The state of the UK’s rivers
In 2016, the International Union for Conservation of Nature published a report on the state of the UK and the Republic of Ireland’s rivers. It concluded that “truly natural environments that have escaped both direct and indirect human alteration no longer exist”. Things haven’t improved since. No rivers in England, Wales or Northern Ireland are considered to be in high ecological health, and only 14 per cent of England’s rivers qualify as good. When you take chemical pollution into account, no rivers in these three nations are deemed as being good. Not one.
The UK has legislation in place to protect its rivers, yet it appears to make little difference.
Why does this matter more than the similar befouling and despoiling of some patch of land nearby? Why focus on rivers?
Rivers and other wetlands make up a very small fraction of Earth’s surface, but, according to the United Nations, they are home to 40 per cent of all plant and animal species. In the UK, a tenth of biodiversity depends on them. Their significance to our biosphere is tremendous. So how we treat our watercourses has vast implications for our future, far beyond the poisoning of swimmers forced to pass through sewage, or unsightly “wet wipe beaches”.
Save Britain’s Rivers campaign
New Scientist hasn’t committed to a campaign in many decades, but over the course of the next year, we will be fighting to save the UK’s rivers. We are a global magazine, but for a campaign to make sense, it must have achievable targets, so we have decided to start with the UK, a relatively small and rich group of islands where there is no excuse at all for how filthy its rivers are. Yet we will be mindful at every step to make sure the stories we publish – whether they cover the science of why rivers matter or how to find out if your local stream or river is healthy – will be of interest to a global audience.
We are embarking on this campaign, named Save Britain’s Rivers, with our sister publication, the i. Edited by Oliver Duff, it is a newspaper with impressive reach in the UK and a shared passion for environmental causes.
Over the next year, in tandem with the i, we will be doing deep dives into the science of what is happening to UK rivers, as well as a host of hard-hitting news stories, films, podcasts and events on the subject. We will also be celebrating the glory of our rivers, in England, Wales, Scotland and Northern Ireland, and asking readers to tell the story of their local watercourse. More on that later. We will also seek out rivers around the world that are exceptionally well cared for, and investigate why and how.

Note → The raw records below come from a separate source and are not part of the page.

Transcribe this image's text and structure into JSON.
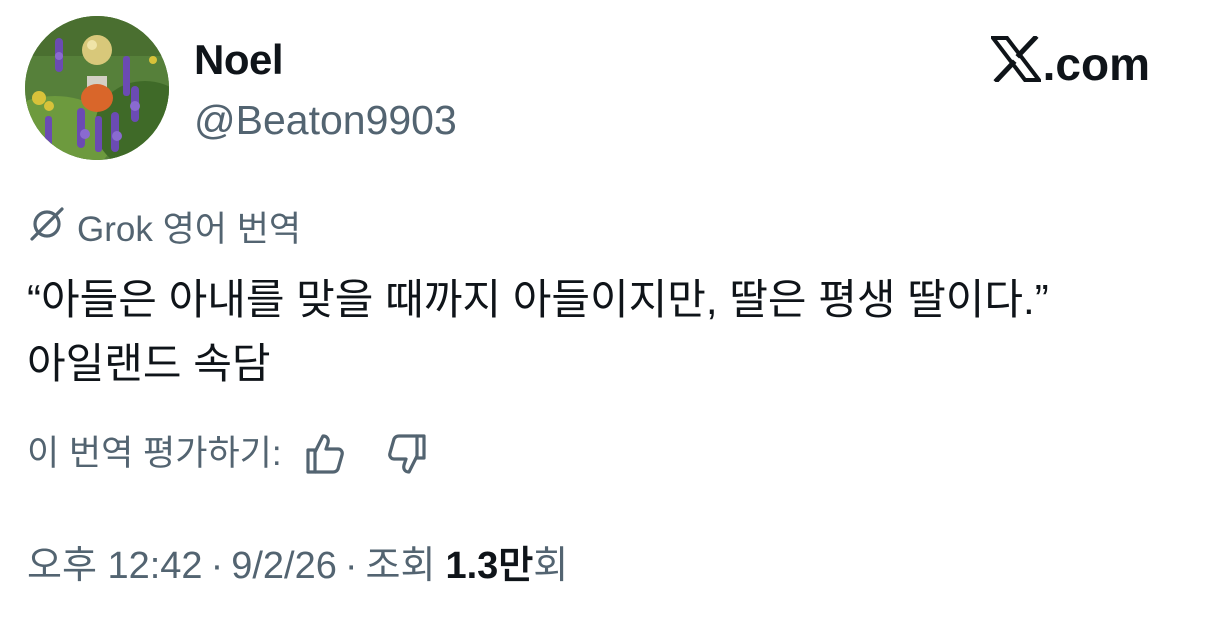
{
  "author": {
    "display_name": "Noel",
    "handle": "@Beaton9903",
    "avatar_icon": "garden-flowers-avatar"
  },
  "brand": {
    "label": ".com",
    "icon": "x-logo-icon"
  },
  "translation": {
    "label": "Grok 영어 번역",
    "icon": "grok-icon"
  },
  "tweet": {
    "text": "“아들은 아내를 맞을 때까지 아들이지만, 딸은 평생 딸이다.” 아일랜드 속담"
  },
  "rating": {
    "label": "이 번역 평가하기:",
    "up_icon": "thumbs-up-icon",
    "down_icon": "thumbs-down-icon"
  },
  "meta": {
    "time": "오후 12:42",
    "separator": "·",
    "date": "9/2/26",
    "views_label": "조회",
    "views_count": "1.3만",
    "views_suffix": "회"
  },
  "colors": {
    "text_primary": "#0f1419",
    "text_secondary": "#536471",
    "background": "#ffffff"
  }
}
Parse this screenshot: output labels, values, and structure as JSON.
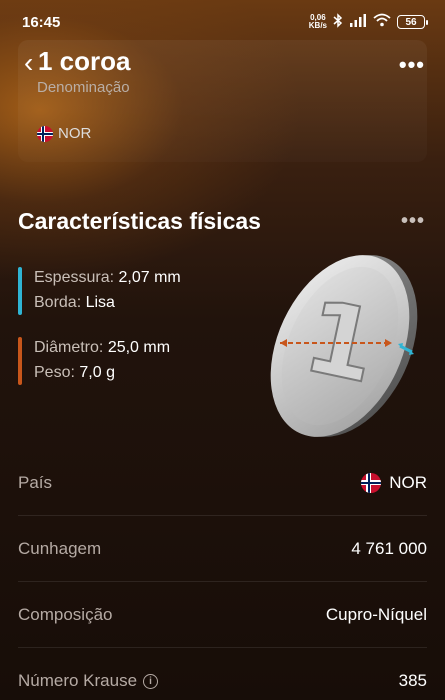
{
  "status_bar": {
    "time": "16:45",
    "net_speed_value": "0,06",
    "net_speed_unit": "KB/s",
    "battery": "56"
  },
  "header": {
    "title": "1 coroa",
    "subtitle": "Denominação",
    "country": "NOR",
    "back_icon": "chevron-left-icon",
    "more_icon": "more-horizontal-icon"
  },
  "section": {
    "title": "Características físicas"
  },
  "specs": {
    "group1": {
      "color": "#2fb4d4",
      "thickness_label": "Espessura:",
      "thickness_value": "2,07 mm",
      "edge_label": "Borda:",
      "edge_value": "Lisa"
    },
    "group2": {
      "color": "#c8561b",
      "diameter_label": "Diâmetro:",
      "diameter_value": "25,0 mm",
      "weight_label": "Peso:",
      "weight_value": "7,0 g"
    }
  },
  "coin": {
    "numeral": "1"
  },
  "rows": [
    {
      "label": "País",
      "value": "NOR"
    },
    {
      "label": "Cunhagem",
      "value": "4 761 000"
    },
    {
      "label": "Composição",
      "value": "Cupro-Níquel"
    },
    {
      "label": "Número Krause",
      "value": "385"
    }
  ],
  "colors": {
    "accent_orange": "#c8561b",
    "accent_cyan": "#2fb4d4",
    "flag_red": "#c8102e",
    "flag_blue": "#00205b"
  }
}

So what do we hope to achieve over the next year? Three things.
First, we want to find out what is really happening to the UK’s rivers and why.
Second, we want to build on the superb work that so many scientists and activists, such as Feargal Sharkey, have already done in bringing the plight of the UK’s rivers to public notice. We want more people to understand what is going on.
Third, we want to draw up a pragmatic, apolitical manifesto for rivers, a blueprint for how they can be much better looked after. We hope this manifesto could be picked up and adopted by any political party interested in saving our rivers.
The UK can look after its rivers better. Much better. So let’s, together, make it happen.